- Detailed table of contents
- Ingrid Hotz-Davies and Stefanie Gropper: Editorial
- Moritz Hildt: Towards a Theory of Eccentricity
- Bettina Schreck: Eccentricity and Deterritorialization in Natalie Barney’s “The One Who is Legion”
- Brian Comfort: Eccentricity and Masculinity in “Twin Peaks”
- Rebecca Kate Hahn: Isak Dinesen’s “The Deluge at Norderney” and Eccentric Indifference
In a manner rare in literary studies, our interest in the eccentric has its origin in our discussions of one specific contribution to gender studies: Ina Schabert’s massive Englische Literaturgeschichte des 20. Jahrhunderts: Eine neue Darstellung aus der Sicht der Geschlechterforschung (2006). In it, she establishes for the first time the artistic and aesthetic coherence of a group of authors and their works, Sylvia Townsend Warner, Stevie Smith, Elizabeth von Arnim, and Virginia Woolf among them, who emerge from classic modernism but who also seem to have a place all their own, a place so curiously unclassifiable that they often find themselves in the category of the quirky, the odd, the sui generis, the eccentric (152-171). Their work is characterized not so much by an oppositional (or for that matter: affirmative) attitude to norms but rather by a calculated indifference to them.

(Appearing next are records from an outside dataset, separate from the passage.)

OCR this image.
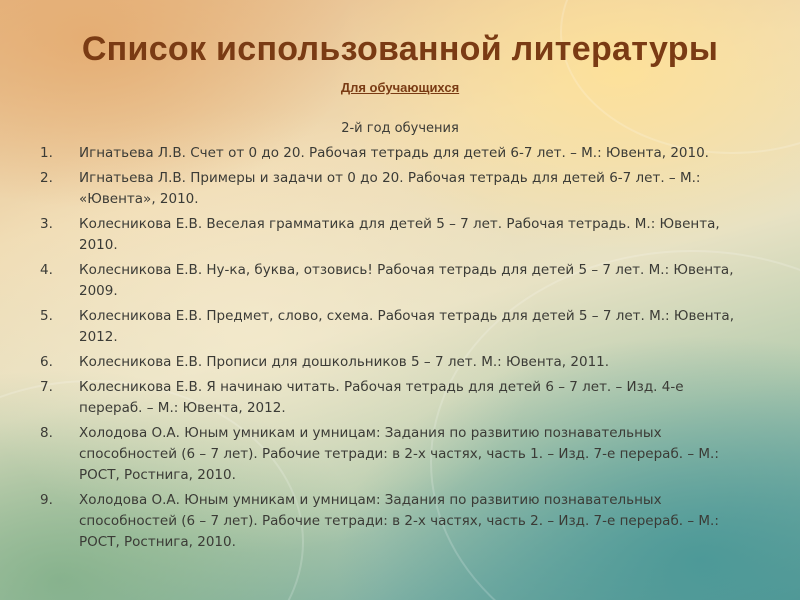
Список использованной литературы
Для обучающихся
2-й год обучения
1.	Игнатьева Л.В. Счет от 0 до 20. Рабочая тетрадь для детей 6-7 лет. – М.: Ювента, 2010.
2.	Игнатьева Л.В. Примеры и задачи от 0 до 20. Рабочая тетрадь для детей 6-7 лет. – М.: «Ювента», 2010.
3.	Колесникова Е.В. Веселая грамматика для детей 5 – 7 лет. Рабочая тетрадь. М.: Ювента, 2010.
4.	Колесникова Е.В. Ну-ка, буква, отзовись! Рабочая тетрадь для детей 5 – 7 лет. М.: Ювента, 2009.
5.	Колесникова Е.В. Предмет, слово, схема. Рабочая тетрадь для детей 5 – 7 лет. М.: Ювента, 2012.
6.	Колесникова Е.В. Прописи для дошкольников 5 – 7 лет. М.: Ювента, 2011.
7.	Колесникова Е.В. Я начинаю читать. Рабочая тетрадь для детей 6 – 7 лет. – Изд. 4-е перераб. – М.: Ювента, 2012.
8.	Холодова О.А. Юным умникам и умницам: Задания по развитию познавательных способностей (6 – 7 лет). Рабочие тетради: в 2-х частях, часть 1. – Изд. 7-е перераб. – М.: РОСТ, Ростнига, 2010.
9.	Холодова О.А. Юным умникам и умницам: Задания по развитию познавательных способностей (6 – 7 лет). Рабочие тетради: в 2-х частях, часть 2. – Изд. 7-е перераб. – М.: РОСТ, Ростнига, 2010.
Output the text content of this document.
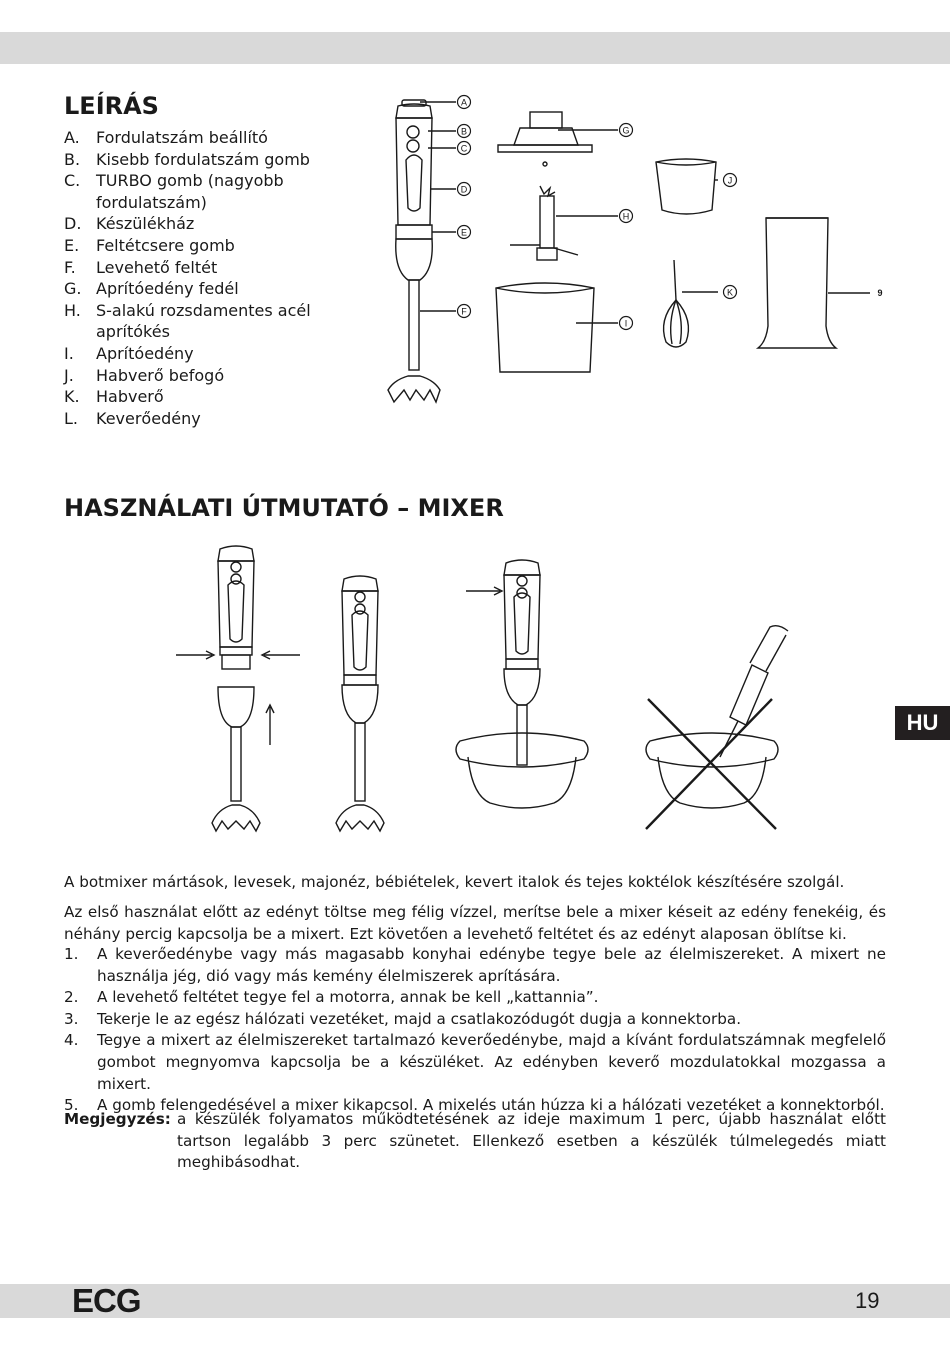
LEÍRÁS
A. Fordulatszám beállító
B. Kisebb fordulatszám gomb
C. TURBO gomb (nagyobb fordulatszám)
D. Készülékház
E. Feltétcsere gomb
F. Levehető feltét
G. Aprítóedény fedél
H. S-alakú rozsdamentes acél aprítókés
I. Aprítóedény
J. Habverő befogó
K. Habverő
L. Keverőedény
A
B
C
D
E
F
G
H
I
J
K	9
HASZNÁLATI ÚTMUTATÓ – MIXER
HU

A botmixer mártások, levesek, majonéz, bébiételek, kevert italok és tejes koktélok készítésére szolgál.

Az első használat előtt az edényt töltse meg félig vízzel, merítse bele a mixer késeit az edény fenekéig, és néhány percig kapcsolja be a mixert. Ezt követően a levehető feltétet és az edényt alaposan öblítse ki.

1. A keverőedénybe vagy más magasabb konyhai edénybe tegye bele az élelmiszereket. A mixert ne használja jég, dió vagy más kemény élelmiszerek aprítására.
2. A levehető feltétet tegye fel a motorra, annak be kell „kattannia”.
3. Tekerje le az egész hálózati vezetéket, majd a csatlakozódugót dugja a konnektorba.
4. Tegye a mixert az élelmiszereket tartalmazó keverőedénybe, majd a kívánt fordulatszámnak megfelelő gombot megnyomva kapcsolja be a készüléket. Az edényben keverő mozdulatokkal mozgassa a mixert.
5. A gomb felengedésével a mixer kikapcsol. A mixelés után húzza ki a hálózati vezetéket a konnektorból.
Megjegyzés: a készülék folyamatos működtetésének az ideje maximum 1 perc, újabb használat előtt tartson legalább 3 perc szünetet. Ellenkező esetben a készülék túlmelegedés miatt meghibásodhat.
ECG	19
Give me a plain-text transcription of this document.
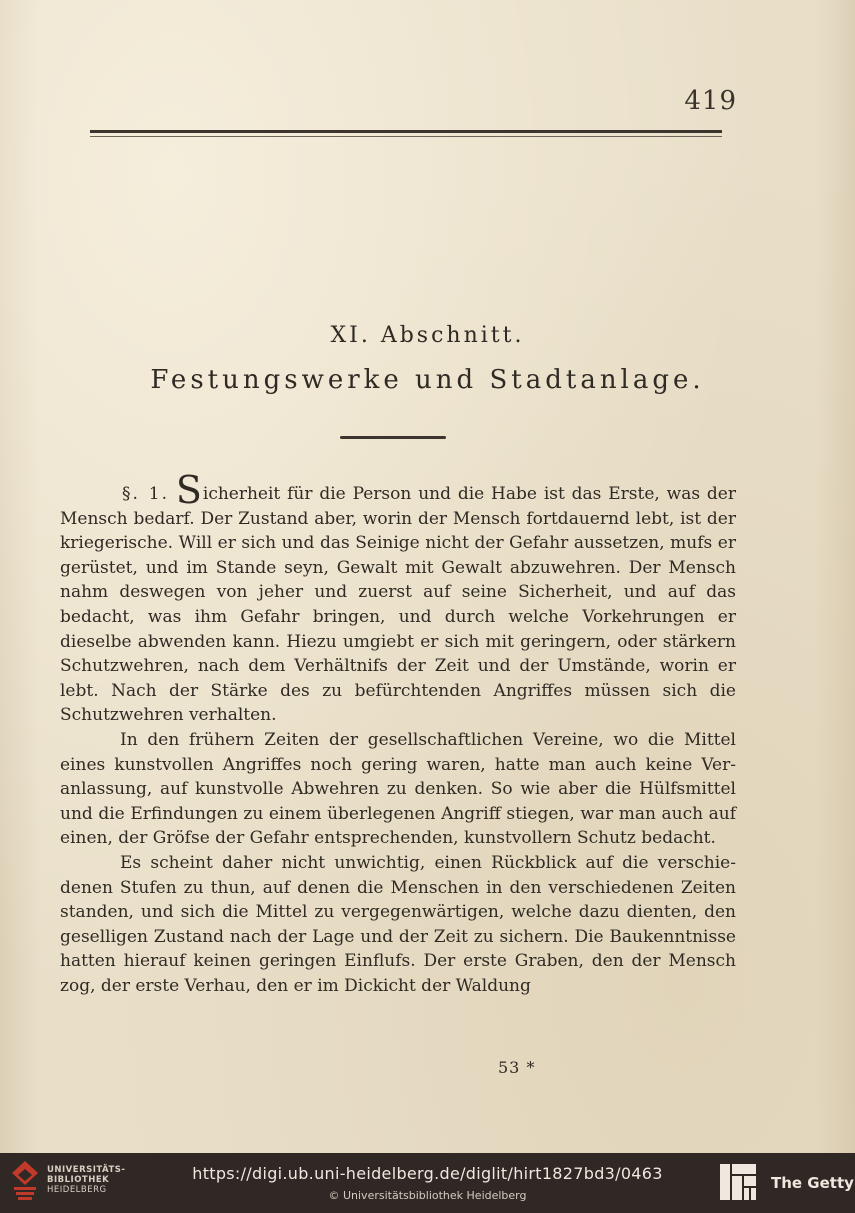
419
XI. Abschnitt.
Festungswerke und Stadtanlage.

§. 1. Sicherheit für die Person und die Habe ist das Erste, was der Mensch bedarf. Der Zustand aber, worin der Mensch fortdauernd lebt, ist der kriegerische. Will er sich und das Seinige nicht der Gefahr aussetzen, mufs er gerüstet, und im Stande seyn, Gewalt mit Gewalt abzuwehren. Der Mensch nahm deswegen von jeher und zuerst auf seine Sicherheit, und auf das bedacht, was ihm Gefahr bringen, und durch welche Vorkehrungen er dieselbe abwenden kann. Hiezu umgiebt er sich mit geringern, oder stärkern Schutzwehren, nach dem Verhältnifs der Zeit und der Umstände, worin er lebt. Nach der Stärke des zu befürchtenden Angriffes müssen sich die Schutzwehren verhalten.

In den frühern Zeiten der gesellschaftlichen Vereine, wo die Mittel eines kunstvollen Angriffes noch gering waren, hatte man auch keine Veranlassung, auf kunstvolle Abwehren zu denken. So wie aber die Hülfsmittel und die Erfindungen zu einem überlegenen Angriff stiegen, war man auch auf einen, der Gröfse der Gefahr entsprechenden, kunstvollern Schutz bedacht.

Es scheint daher nicht unwichtig, einen Rückblick auf die verschiedenen Stufen zu thun, auf denen die Menschen in den verschiedenen Zeiten standen, und sich die Mittel zu vergegenwärtigen, welche dazu dienten, den geselligen Zustand nach der Lage und der Zeit zu sichern. Die Baukenntnisse hatten hierauf keinen geringen Einflufs. Der erste Graben, den der Mensch zog, der erste Verhau, den er im Dickicht der Waldung

53 *
UNIVERSITÄTS-
BIBLIOTHEK
HEIDELBERG
https://digi.ub.uni-heidelberg.de/diglit/hirt1827bd3/0463
© Universitätsbibliothek Heidelberg
The Getty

Their work often features characters who appear “odd”: old maids who stubbornly refuse to submit to the regime of having to be either “tragic” or “comic,” missionaries forgetful of their missions, narrative voices which weave in and out of various topics in a mode of the spoken, the merely incidental, the chatty. And always: texts which seem to refuse taking up a position which can be firmly determined, “fixed” as it were in any one place, summarized.